Start a gratitude journal. Research shows that practicing gratitude can improve your well-being. Try this assignment from the Greater Good Science Center at University of California, Berkeley. “Each day for at least one week, write down three things that went well for you today, and provide an explanation for why they went well. It is important to create a physical record of your items by writing them down; it is not enough simply to do this exercise in your head.” The items can be relatively small in importance (e.g., “The avocado I ate today was perfectly ripe.”) or relatively large (e.g., “I finished grading all the Unit Four tests!”). See how you feel at the end of the week. These daily reminders of what is good in our lives can improve mood and outlook. Keep going for the rest of the month and see what kind of changes it can bring.
Add meditation. Meditation used to freak me out. The idea of having to sit uncomfortably still for more than five minutes felt restricting. Then one day I realized that when I was simply sitting comfortably (or lying down) and turned my attention to my breath I was actually meditating. I love the breath work in yoga, and was suddenly like, “Well, this doesn’t need to be so complicated.”

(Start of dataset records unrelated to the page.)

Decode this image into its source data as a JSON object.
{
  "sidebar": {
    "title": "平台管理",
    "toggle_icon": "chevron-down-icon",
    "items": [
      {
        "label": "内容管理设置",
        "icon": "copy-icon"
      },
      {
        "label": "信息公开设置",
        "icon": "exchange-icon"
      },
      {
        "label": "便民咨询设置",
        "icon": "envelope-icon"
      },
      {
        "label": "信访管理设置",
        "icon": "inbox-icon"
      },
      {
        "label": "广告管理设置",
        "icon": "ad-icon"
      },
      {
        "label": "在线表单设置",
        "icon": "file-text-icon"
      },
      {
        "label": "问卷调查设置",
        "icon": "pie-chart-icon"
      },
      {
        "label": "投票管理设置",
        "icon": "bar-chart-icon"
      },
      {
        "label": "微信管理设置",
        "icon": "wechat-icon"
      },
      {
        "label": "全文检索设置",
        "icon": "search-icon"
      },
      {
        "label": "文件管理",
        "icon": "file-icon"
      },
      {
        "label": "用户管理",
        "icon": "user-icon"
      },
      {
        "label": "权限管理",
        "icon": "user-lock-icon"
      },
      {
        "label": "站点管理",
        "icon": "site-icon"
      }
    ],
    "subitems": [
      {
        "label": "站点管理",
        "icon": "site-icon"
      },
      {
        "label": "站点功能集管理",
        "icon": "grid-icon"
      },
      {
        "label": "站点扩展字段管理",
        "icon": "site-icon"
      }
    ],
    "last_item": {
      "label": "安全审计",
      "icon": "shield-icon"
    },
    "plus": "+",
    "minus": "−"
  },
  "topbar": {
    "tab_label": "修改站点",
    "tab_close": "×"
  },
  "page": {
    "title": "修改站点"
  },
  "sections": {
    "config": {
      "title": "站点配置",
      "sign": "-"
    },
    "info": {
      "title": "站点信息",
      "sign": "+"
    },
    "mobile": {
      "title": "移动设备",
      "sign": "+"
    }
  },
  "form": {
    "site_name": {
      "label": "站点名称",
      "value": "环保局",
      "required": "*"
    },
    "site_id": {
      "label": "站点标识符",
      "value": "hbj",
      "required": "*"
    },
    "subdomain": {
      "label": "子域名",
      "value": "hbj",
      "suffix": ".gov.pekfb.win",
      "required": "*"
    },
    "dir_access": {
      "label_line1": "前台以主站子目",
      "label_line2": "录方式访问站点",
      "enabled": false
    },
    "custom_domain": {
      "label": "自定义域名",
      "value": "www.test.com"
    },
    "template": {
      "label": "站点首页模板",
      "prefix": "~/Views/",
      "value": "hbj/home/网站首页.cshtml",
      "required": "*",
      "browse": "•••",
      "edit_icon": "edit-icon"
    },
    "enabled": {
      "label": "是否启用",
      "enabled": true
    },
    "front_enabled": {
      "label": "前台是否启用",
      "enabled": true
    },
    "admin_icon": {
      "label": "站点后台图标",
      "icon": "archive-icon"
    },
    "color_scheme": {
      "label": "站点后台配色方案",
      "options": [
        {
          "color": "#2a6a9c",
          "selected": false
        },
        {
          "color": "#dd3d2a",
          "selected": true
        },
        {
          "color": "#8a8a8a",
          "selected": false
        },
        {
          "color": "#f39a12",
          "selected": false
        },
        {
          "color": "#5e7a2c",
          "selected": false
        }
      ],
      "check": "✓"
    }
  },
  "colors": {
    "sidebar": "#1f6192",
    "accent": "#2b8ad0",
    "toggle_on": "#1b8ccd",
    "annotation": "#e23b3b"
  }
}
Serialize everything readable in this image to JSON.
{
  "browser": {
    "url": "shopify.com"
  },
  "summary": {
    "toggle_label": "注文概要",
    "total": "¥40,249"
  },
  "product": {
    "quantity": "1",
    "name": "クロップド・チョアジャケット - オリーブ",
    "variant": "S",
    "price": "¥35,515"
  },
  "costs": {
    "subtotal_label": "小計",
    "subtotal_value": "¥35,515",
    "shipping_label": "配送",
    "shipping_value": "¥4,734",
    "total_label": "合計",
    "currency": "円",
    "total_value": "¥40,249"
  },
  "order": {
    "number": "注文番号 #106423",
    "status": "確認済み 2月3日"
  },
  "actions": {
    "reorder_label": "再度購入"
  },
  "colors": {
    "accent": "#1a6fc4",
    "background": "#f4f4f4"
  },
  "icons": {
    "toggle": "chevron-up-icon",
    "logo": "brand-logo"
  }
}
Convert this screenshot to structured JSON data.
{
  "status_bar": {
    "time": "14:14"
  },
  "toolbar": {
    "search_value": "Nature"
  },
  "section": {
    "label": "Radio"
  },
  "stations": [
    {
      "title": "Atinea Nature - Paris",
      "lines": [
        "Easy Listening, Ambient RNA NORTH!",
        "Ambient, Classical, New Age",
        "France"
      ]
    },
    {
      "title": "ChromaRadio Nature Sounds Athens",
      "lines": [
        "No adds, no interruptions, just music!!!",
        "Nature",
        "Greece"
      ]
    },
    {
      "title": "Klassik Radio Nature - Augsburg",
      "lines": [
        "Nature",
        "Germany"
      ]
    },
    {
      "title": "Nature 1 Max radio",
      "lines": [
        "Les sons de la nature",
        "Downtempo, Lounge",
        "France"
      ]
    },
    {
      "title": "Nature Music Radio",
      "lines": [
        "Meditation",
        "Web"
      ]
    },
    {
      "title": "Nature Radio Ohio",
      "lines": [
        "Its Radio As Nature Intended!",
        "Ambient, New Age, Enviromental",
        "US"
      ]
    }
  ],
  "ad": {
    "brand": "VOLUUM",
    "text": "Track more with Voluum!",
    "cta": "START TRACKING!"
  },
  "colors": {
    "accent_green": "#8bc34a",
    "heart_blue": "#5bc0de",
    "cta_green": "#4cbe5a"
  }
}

Try lying on your back on a yoga mat or towel on the floor (the only reason I don’t say your bed is you might fall asleep) and place one hand on your belly and the other on your heart and take 10 long slow breaths. Imagine bringing your breath down into your belly so that it rises and falls. Ta da! You are meditating. See if you can go longer by trying another ten breaths. Continue to keep your focus on the air traveling in and out and the rise and fall of your belly. It is okay if your mind wanders, just gently bring it back.
You can also try a mindfulness app like Calm or Headspace.
Drink more water. Being well-hydrated improves sleep quality, cognition, and mood. Aim for at least 11 cups of water a day.
Nourish yourself. Instead of focusing on what not to eat, think about eating more foods that have a host of benefits for your body—foods rich in Omega-3s or a rainbow of fruits and vegetables that offer a bevy of vitamins. Focus on adding whole foods that are their ingredient: potato is made of a potato, chicken is made from chicken, etc. Eliminating foods from your diet may just make you want them more, and being hungry, well that just makes you hangry.
Give yourself the gift of sleep. Getting at least eight hours of sleep a night boosts mood, improves memory and concentration, prevents weight gain, increases your immune system, and can strengthen your heart. This could be the best free gift you can give yourself.
Make those doctor’s appointments. Okay, huge caveat with the pandemic, so don’t do this until it feels safe, but when it does, go and get your annual check-up. Finding something before it becomes a problem is key to your own personal health.
Connect. Research shows that connection is the key to happiness. Connect with friends and loved ones—online will do!
Try out one of these tips and see how you feel. This year choose to treat yourself like the gift that you are.